@Emilio-Megamo Reason Right, physics not vibes - let's do this properly.
The fork swap (BB height)
Your stock fork (Fox 36 Float AWL HD, 160mm) has a verified axle-to-crown of 571mm on the 29" version. A Fox 38 at 170mm travel sits at 583.7mm A2C. That's a Δ of
~12.7mm longer, not the 10mm you'd assume from travel alone - the 38's crown is physically taller than the 36's.
That extra length runs along the steerer axis, which sits at your head angle (63.5° from horizontal on the Reason). So the front end doesn't rise by the full 12.7mm - it rises by:
Δfront ≈ ΔA2C × sin(HA) = 12.7 × sin(63.5°) ≈
11.4mm Then, because the rear wheel stays planted, the whole frame rotates about the rear contact patch rather than the front rising in isolation. BB rise is that front rise scaled by where the BB sits along the wheelbase:
ΔBB ≈ Δfront × (chainstay / wheelbase) On the
M frame (chainstay 454mm), using the verified geometry, that ratio is roughly 0.35 - 0.37 depending on exact wheelbase for your size - so:
ΔBB ≈ 4mm rise (ballpark - tell me S/M/L and I'll tighten it up, since wheelbase is size-specific and I don't want to fudge it)
Head angle will also slacken, by roughly 0.4 - 0.5°, for the same geometric reason.
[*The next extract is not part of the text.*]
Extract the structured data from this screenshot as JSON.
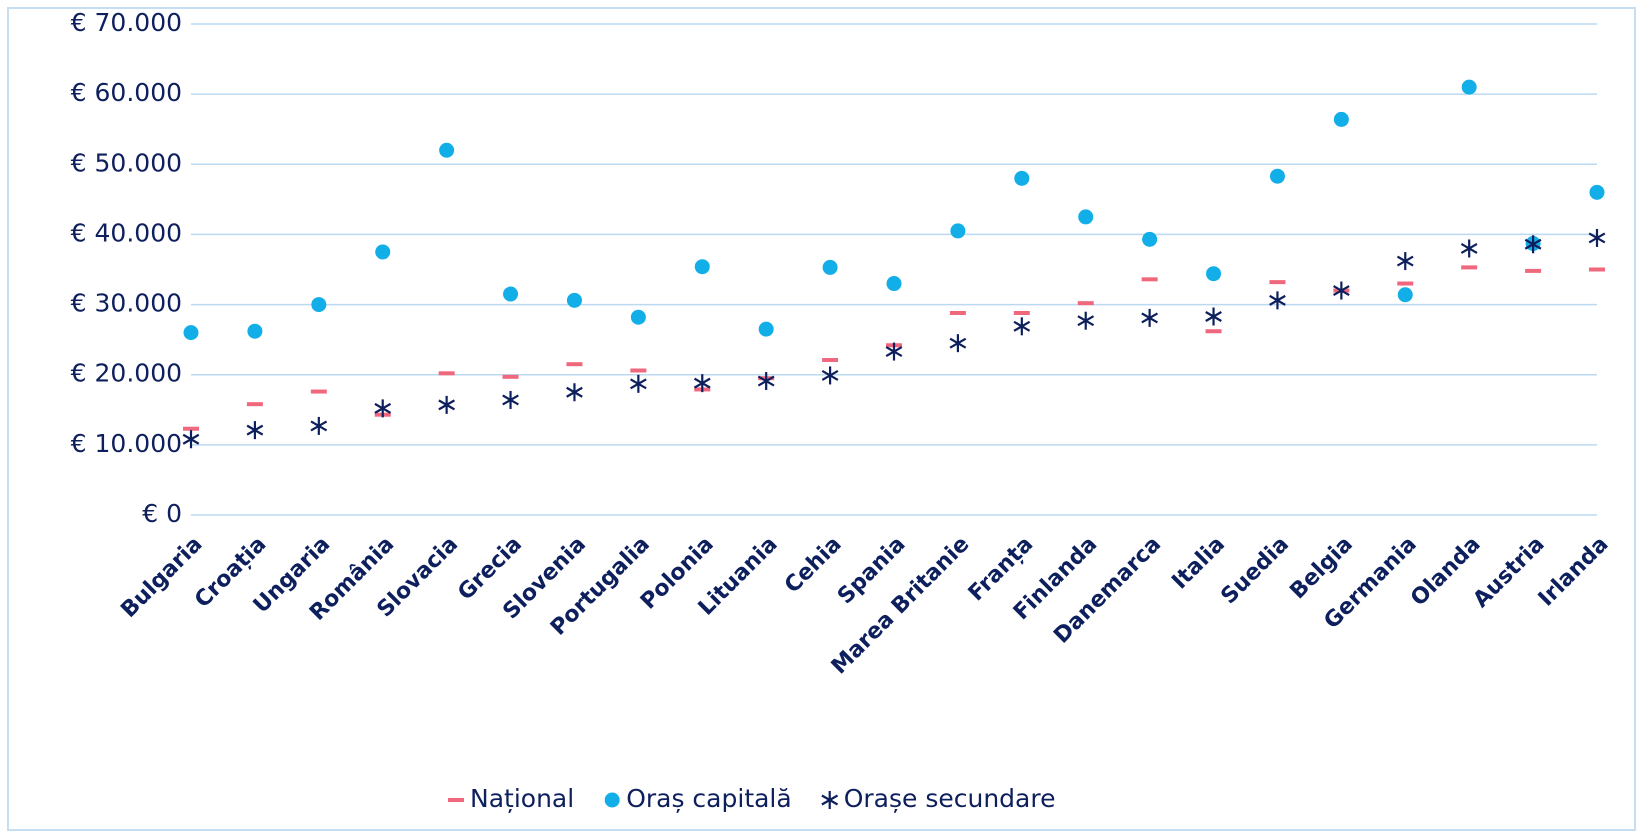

Climbing - what actually changes
The BB/HA shift from the fork is small enough on its own to be background noise. The bigger climbing effect is your
55mm rise bar - that doesn't touch BB height at all (it's a cockpit change, not a suspension one), but it moves your hands up and back, which shifts your weight rearward. Combined with the slacker head angle putting the front wheel further out, expect:
• Steep techy climbs: front wheel gets light/wanders more easily - you'll need to consciously weight it, more than you do now • Smooth fire-road climbing: negligible difference, arguably more comfortable seated
• Standing/technical low-speed balance: very slightly less precise front-end feel None of this is a reason not to do it - it's just what you're trading for a burlier, more travel-forward front end. If you're mostly riding techy enduro terrain rather than long fire-road grinds, that trade is usually worth it.